“You are an unofficial representative of the American people.”
These were the words of Richard Gong, the head of the Public Affairs Section at the U.S. Embassy in Jakarta, Indonesia. It was September 1997, and I had just started what I hoped would be an exciting year as a Fulbrighter. I’d been awarded a position as a Senior Scholar at the University of Indonesia, where I would be teaching in the graduate program of the American Studies department. You could also say that this was the start of my career in public diplomacy.
During the next twelve months, I watched the fall of a dictator, the complete reorganization of a media system, and the beginnings of democracy in a majority Muslim country. I also learned Indonesian, re-focused my research to the study of journalism in Southeast Asia, and began to do work in public diplomacy that has since taken me all over the world. The lessons I learned in Indonesia have been useful not only in other Southeast Asian countries like Malaysia, Burma, and Timor Leste, but also more recently in on a USG speaker-specialist trip to post-revolutionary Egypt.
My start in public diplomacy may have been somewhat accidental, but I’ve been engaged in it for the past fifteen years. I’ve been a speaker-specialist in ten countries, and although the topics and challenges have varied from post to post, I’ve never forgotten what Richard said.
I like that I’m “unofficial.” As someone who’s spent a lot of time around embassies, I can’t imagine anything more difficult than being a diplomat, and having to guard each and every word I say. I’ve met some great diplomats and some mediocre ones, but the best are those who truly engage with the countries in which they are posted, while never forgetting who it is they work for.

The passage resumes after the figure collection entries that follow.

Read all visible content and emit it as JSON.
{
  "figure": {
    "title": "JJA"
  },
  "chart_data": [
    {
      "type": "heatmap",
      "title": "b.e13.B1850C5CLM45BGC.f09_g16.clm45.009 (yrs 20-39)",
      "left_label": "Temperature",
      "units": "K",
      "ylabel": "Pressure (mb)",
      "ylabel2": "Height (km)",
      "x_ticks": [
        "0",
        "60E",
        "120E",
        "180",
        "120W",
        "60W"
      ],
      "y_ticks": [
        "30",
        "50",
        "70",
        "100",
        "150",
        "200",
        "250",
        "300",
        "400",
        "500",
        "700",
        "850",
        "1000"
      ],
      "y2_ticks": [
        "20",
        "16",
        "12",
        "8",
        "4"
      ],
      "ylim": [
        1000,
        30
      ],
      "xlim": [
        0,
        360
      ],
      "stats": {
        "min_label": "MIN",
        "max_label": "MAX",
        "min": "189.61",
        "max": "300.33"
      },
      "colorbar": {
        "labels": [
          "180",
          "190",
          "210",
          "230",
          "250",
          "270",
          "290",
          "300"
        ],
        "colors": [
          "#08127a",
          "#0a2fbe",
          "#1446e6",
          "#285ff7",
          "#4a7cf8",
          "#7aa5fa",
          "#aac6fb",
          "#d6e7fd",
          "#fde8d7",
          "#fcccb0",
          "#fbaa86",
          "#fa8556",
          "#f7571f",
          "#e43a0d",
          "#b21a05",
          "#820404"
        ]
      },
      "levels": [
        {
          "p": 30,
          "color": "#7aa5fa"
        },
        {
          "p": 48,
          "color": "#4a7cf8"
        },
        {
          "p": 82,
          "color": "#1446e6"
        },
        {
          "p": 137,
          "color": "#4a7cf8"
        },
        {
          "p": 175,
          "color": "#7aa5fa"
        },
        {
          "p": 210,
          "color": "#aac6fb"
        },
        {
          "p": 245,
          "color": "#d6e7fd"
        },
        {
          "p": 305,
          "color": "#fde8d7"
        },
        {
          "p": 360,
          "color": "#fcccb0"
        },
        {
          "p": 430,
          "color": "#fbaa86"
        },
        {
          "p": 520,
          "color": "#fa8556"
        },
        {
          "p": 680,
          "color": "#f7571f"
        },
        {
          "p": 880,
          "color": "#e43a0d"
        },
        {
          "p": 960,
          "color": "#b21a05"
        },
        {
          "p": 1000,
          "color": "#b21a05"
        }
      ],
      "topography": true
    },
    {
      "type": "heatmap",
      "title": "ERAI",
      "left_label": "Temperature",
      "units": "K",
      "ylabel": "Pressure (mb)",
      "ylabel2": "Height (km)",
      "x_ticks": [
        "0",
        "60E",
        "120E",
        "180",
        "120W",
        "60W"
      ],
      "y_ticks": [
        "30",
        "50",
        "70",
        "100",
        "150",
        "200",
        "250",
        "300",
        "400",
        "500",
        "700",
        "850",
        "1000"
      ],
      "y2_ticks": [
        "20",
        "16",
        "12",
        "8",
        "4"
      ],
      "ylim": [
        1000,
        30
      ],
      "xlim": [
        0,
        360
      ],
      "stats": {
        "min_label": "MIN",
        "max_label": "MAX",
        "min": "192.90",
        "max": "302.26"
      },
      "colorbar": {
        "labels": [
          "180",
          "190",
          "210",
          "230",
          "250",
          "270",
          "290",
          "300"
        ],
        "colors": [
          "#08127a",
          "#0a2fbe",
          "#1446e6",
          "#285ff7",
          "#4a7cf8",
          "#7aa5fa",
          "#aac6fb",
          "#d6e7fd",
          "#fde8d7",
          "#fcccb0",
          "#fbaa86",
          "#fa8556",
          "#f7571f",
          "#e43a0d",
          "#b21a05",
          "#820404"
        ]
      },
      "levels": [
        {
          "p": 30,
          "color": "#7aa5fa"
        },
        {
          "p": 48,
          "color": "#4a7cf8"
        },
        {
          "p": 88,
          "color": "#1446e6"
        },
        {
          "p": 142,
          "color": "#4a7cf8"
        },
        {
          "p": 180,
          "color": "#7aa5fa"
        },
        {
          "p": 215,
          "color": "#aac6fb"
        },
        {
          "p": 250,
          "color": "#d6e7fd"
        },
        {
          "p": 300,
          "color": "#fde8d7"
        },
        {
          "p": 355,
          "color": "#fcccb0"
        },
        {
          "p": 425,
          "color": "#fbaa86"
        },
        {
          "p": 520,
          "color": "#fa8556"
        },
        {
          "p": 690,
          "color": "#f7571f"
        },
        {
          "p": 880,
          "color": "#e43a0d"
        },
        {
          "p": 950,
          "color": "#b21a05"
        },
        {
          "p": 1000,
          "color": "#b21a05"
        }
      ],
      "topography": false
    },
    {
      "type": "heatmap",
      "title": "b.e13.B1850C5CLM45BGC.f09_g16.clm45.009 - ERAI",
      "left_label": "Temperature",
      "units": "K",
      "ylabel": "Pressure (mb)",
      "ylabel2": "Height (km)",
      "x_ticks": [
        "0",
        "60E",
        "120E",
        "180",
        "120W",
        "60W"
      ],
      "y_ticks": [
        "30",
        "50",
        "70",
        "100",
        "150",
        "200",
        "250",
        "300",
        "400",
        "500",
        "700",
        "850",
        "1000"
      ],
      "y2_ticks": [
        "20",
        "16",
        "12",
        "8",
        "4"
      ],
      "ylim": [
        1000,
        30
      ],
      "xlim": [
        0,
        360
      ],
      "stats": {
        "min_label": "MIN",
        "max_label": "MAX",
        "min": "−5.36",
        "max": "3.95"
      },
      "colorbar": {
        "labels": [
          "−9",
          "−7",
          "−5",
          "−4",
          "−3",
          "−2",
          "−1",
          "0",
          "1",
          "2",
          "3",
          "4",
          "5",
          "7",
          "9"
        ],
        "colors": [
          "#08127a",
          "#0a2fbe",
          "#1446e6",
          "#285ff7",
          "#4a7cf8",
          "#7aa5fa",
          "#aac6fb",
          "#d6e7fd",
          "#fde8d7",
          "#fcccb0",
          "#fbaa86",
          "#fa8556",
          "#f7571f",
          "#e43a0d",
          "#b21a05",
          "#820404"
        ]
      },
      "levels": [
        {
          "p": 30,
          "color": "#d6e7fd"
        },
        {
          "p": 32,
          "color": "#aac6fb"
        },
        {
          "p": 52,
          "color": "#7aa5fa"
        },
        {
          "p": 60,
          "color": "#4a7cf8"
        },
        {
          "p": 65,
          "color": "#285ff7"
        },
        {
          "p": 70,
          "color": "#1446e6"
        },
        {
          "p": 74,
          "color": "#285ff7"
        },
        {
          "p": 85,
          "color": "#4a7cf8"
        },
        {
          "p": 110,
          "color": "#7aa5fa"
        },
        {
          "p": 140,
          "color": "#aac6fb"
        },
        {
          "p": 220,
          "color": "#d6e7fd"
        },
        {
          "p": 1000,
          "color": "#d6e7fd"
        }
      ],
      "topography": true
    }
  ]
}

In my work, engagement means taking each country and its media system on its own terms. In Egypt, I spent a lot more time talking about the Indonesian press system than I did about what we have in the United States. There’s a lot that Egypt could learn from Indonesia, another country that emerged from over 30 years of authoritarian rule with a tightly controlled press. As I pointed out repeatedly, the man who in my opinion was Indonesia’s best and most democratic president, Abdurrahman Wahid, was not only a highly regarded Muslim scholar and one-time student at Al-Azhar, he was also the man who abolished the Ministry of Information. As any Indonesian can tell you, democracy, good journalism, and the values of Islam are not incompatible.
I also like that I don’t represent the American government, but rather the American people. In nearly all of the places I’ve been — during Democratic and Republican administrations alike — it’s a cliche to say “we like the American people, we just don’t like your government.” In Egypt, this meant that I was free to point out the weaknesses of both American and Egyptian media coverage of the handful of American NGO workers who were flown out of the country in apparent violation of the principle of an “independent judiciary.” It also meant that I was free to note the hypocrisy of those Egyptian commentators who ascribed all progressive reform to “foreign interference.”
Accidental or not, this is public diplomacy from the trenches, and it’s what I’ll be writing about during my upcoming sabbatical year. As I tell visiting journalist friends who come to the US and meet my classes, they may be the first Indonesian or Malaysian or Bangladeshi whom my American students have ever met. At a time in which “we are all Khaled Said” or “we are all Trayvon Martin,” we are all public diplomats as well. Like it or not, in this interconnected world, each one of us is engaged in public diplomacy.